Mas neste caso, estamos falando da Lancia referindo-nos ao passado, concretamente a um dos protótipos que deram origem a um dos sedans mais conhecidos da marca italiana nas últimas décadas, o Lancia Thesis. Pois bem, esse sedan executivo nasce de um concept car igual de impactante, o Lancia Dialogos, apresentado no Salão de Turin de 1998. Devia seu nome à pretendida interação (diálogo) entre o homem e a máquina.
Em termos estéticos, o Dialogos adiantou muitos códigos de design que se materializaram no posterior Thesis. O concept foi um projeto confiado à equipe de Mike Robinson do Centro Stile Lancia. O objetivo era conseguir o máximo conforto possível, através de um ‘living room’, criando um microclima personalizado, batizado como bolha saudável, liberando o condutor da pressão da condução diária mediante um sistema de condução sem estresse.
Em relação ao exterior, cabe destacar o seu sinuoso e aerodinâmico perfil, recriando a tradicional forma de três volumes, mas neste caso com portas de abertura suicida (as traseiras se abrem ao contrário) e enormes rodas de 20 polegadas, ‘gigantes’ para a época. Além disso, a grade em forma de escudo, os característicos faróis principais, junto com as finíssimas lanternas traseiras se trasladaram com leves modificações ao Thesis definitivo.
Quanto às dimensões, o Dialogos media 4.99 metros de comprimento, por 2.00 metros de largura e 1.49 m de altura. Seu design era inspirado nos modelos de maior prestígio da Lancia, como o emblemático Aurelia dos anos 60.
O habitáculo era formado por quatro confortáveis e amplos lugares individuais. A parte traseira dos encostos, o painel e as tampas dos espaços porta-objetos eram de ‘softwood’, um material visualmente idêntico à madeira, porém mais seguro e agradável ao tato.
Para conseguir esse toque diferenciado, o estofamento do Dialogos combinava o nobuk, a seda e a cachemira e, como nota curiosa, os bancos dianteiros podiam girar 180°, conseguindo uma configuração de salão. Carecia de volante usual, e em seu lugar, havia uma espécie de ‘joystick’, que podia se mover da direita para a esquerda.
O Lancia Dialogos também era tecnologicamente avançado, já que era capaz de condicionar o clima interior de forma automática, com um sistema que analisava as condições meteorológicas exteriores e interiores, além da temperatura corporal do passageiro. Um sistema de controle automatizado permitia, também, criar quatro ambientes diferentes, por meio de sensores integrados nos bancos.

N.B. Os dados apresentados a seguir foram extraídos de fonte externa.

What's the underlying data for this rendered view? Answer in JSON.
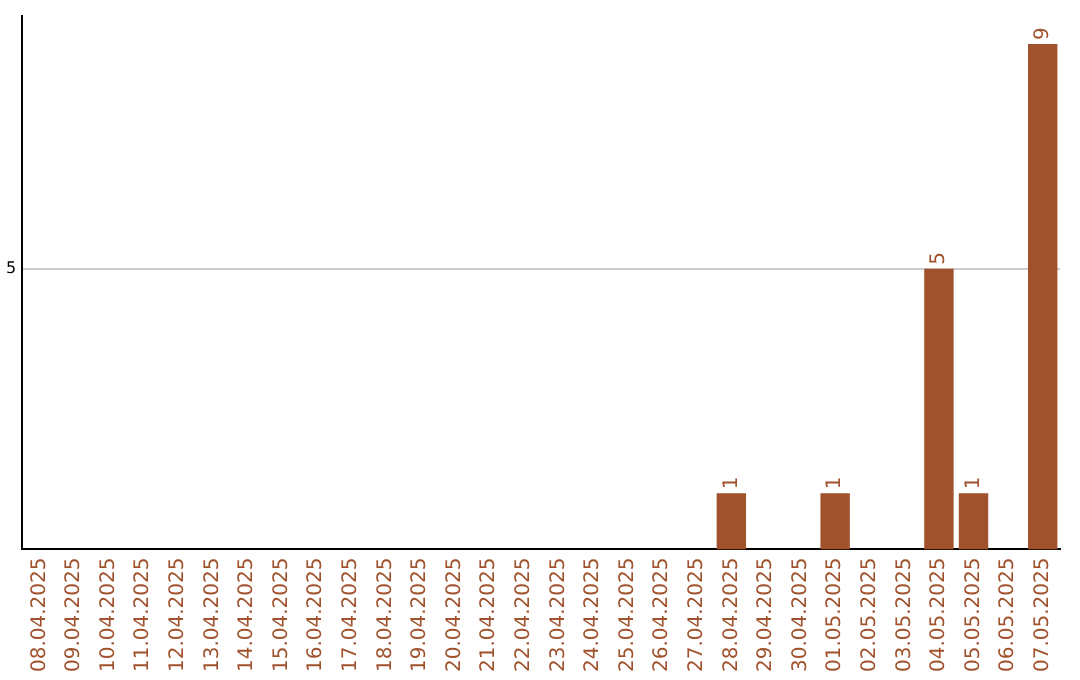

Porém havia mais, já que através do denominado ‘ego card’, o condutor desfrutava de um cartão que abria automaticamente as portas e desativava o alarme antirroubo à distância, regulava a altura do carro em relação ao solo e em função de quem fosse conduzi-lo, o colocava em marcha, calculava a posição dos bancos, do volante, dos pedais, do nível acústico, da temperatura, da iluminação e do modo de condução, sempre que fossem memorizados previamente.
Além disso, mediante o ‘ego mode’, o veículo contava com um sistema que permita, depois de um breve trajeto, memorizar o estilo e os costumes do condutor para que a mudança realizasse automaticamente as operações. A isso, era preciso somar um diferencial ativo que distribuía, em tempo real, o torque às rodas dianteiras, aumentando a tração e a estabilidade.
Na parte mecânica, a Lancia não ofereceu muita informação, exceto que equipava um motor a gasolina aspirado, que enviava a força ao eixo dianteiro, tudo gerenciado por uma transmissão automática. O Thesis chegou em 2002 e não conseguiu ser um ‘estouro’ de vendas para a empresa, mas sem dúvidas, graças à sua estética futurista, conseguiu permanecer na memória dos aficionados da marca.